A state agency with a recent history of controversy would be placed under the direct authority of the governor under a bill amended and advanced from select file March 25.

Under LB1169, introduced by Bayard Sen. Steve Erdman, the Nebraska State Historical Society — commonly known as History Nebraska — would become a code agency under Nebraska state law. Code agency directors are appointed by the governor with legislative approval and report directly to the governor.

History Nebraska has been a noncode agency since 1994 and is governed by a board of 15 trustees, three of whom are appointed by the governor. The remaining trustees are elected by History Nebraska members in each of the state’s three congressional districts. The director is appointed by the board of trustees.
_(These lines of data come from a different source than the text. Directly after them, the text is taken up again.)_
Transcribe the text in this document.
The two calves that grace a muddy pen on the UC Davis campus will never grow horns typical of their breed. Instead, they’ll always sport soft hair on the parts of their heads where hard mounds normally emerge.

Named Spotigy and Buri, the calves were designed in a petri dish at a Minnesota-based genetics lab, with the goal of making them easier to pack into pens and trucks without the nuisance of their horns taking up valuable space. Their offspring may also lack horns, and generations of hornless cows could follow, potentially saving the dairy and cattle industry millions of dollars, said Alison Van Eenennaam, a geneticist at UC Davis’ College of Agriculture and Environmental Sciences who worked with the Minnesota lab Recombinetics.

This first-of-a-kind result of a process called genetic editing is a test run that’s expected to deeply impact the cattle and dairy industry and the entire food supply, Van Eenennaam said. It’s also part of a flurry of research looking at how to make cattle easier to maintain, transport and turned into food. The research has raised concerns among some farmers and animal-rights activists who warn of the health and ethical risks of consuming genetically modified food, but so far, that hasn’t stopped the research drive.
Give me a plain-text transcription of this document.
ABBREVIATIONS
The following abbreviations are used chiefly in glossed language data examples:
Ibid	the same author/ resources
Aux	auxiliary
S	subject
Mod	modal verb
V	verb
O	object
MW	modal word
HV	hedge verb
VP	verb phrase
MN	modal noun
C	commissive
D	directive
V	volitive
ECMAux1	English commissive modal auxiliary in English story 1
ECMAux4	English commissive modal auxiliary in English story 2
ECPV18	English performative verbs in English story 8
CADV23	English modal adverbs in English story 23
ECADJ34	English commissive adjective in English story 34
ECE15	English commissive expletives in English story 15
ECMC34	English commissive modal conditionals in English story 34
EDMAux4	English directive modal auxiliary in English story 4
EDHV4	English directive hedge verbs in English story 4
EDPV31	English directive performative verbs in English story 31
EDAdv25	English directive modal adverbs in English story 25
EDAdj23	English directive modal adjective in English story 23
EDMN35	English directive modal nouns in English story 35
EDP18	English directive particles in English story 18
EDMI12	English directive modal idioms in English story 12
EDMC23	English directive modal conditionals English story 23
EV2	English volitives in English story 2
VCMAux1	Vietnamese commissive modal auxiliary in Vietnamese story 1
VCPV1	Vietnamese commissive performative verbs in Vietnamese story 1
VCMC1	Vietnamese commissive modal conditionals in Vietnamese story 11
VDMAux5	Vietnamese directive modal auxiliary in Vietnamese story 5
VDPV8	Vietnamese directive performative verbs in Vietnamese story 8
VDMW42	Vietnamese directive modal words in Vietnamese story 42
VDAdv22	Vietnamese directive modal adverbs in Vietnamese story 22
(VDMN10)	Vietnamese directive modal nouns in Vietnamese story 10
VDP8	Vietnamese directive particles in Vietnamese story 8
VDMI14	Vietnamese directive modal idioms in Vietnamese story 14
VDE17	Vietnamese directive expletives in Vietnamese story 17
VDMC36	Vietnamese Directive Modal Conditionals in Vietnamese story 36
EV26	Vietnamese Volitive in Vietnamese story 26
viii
The bill also would remove administrative duties from the trustees and instead give them an advisory role to the director.

Lincoln Sen. Danielle Conrad echoed concerns about LB1169 that she expressed during the first round of debate. She said some of the state’s most troubled entities are code agencies and that changing the status of History Nebraska is the “wrong remedy” to address the agency’s problematic recent history.

In addition, Conrad said, placing the director under the governor carries a danger of having the agency’s work become an extension of the political beliefs of whomever appoints them.

She offered an amendment that would require the agency director to ensure that the study and presentation of exhibits and other material is conducted in a way that “stimulates, encourages and protects” freedom of expression and academic freedom.

Conrad said the amendment mirrors language in state law that governs the Nebraska Arts Council and would place “guardrails” around the work of History Nebraska.

“I do think that this makes the bill better and will … make sure that their important work continues without political interference,” Conrad said. “We need to keep the focus on the mission.”

Omaha Sen. Machaela Cavanaugh supported the amendment. She noted what she described as lawmakers’ failure to thoroughly vet the governor’s appointee to lead the state Department of Health and Human Services — whose appointment was approved earlier in the day — and expressed concern that the same might happen with the future leader of History Nebraska.

Following the 35-0 adoption of the Conrad amendment, senators voted 31-0 to advance LB1169 to final reading.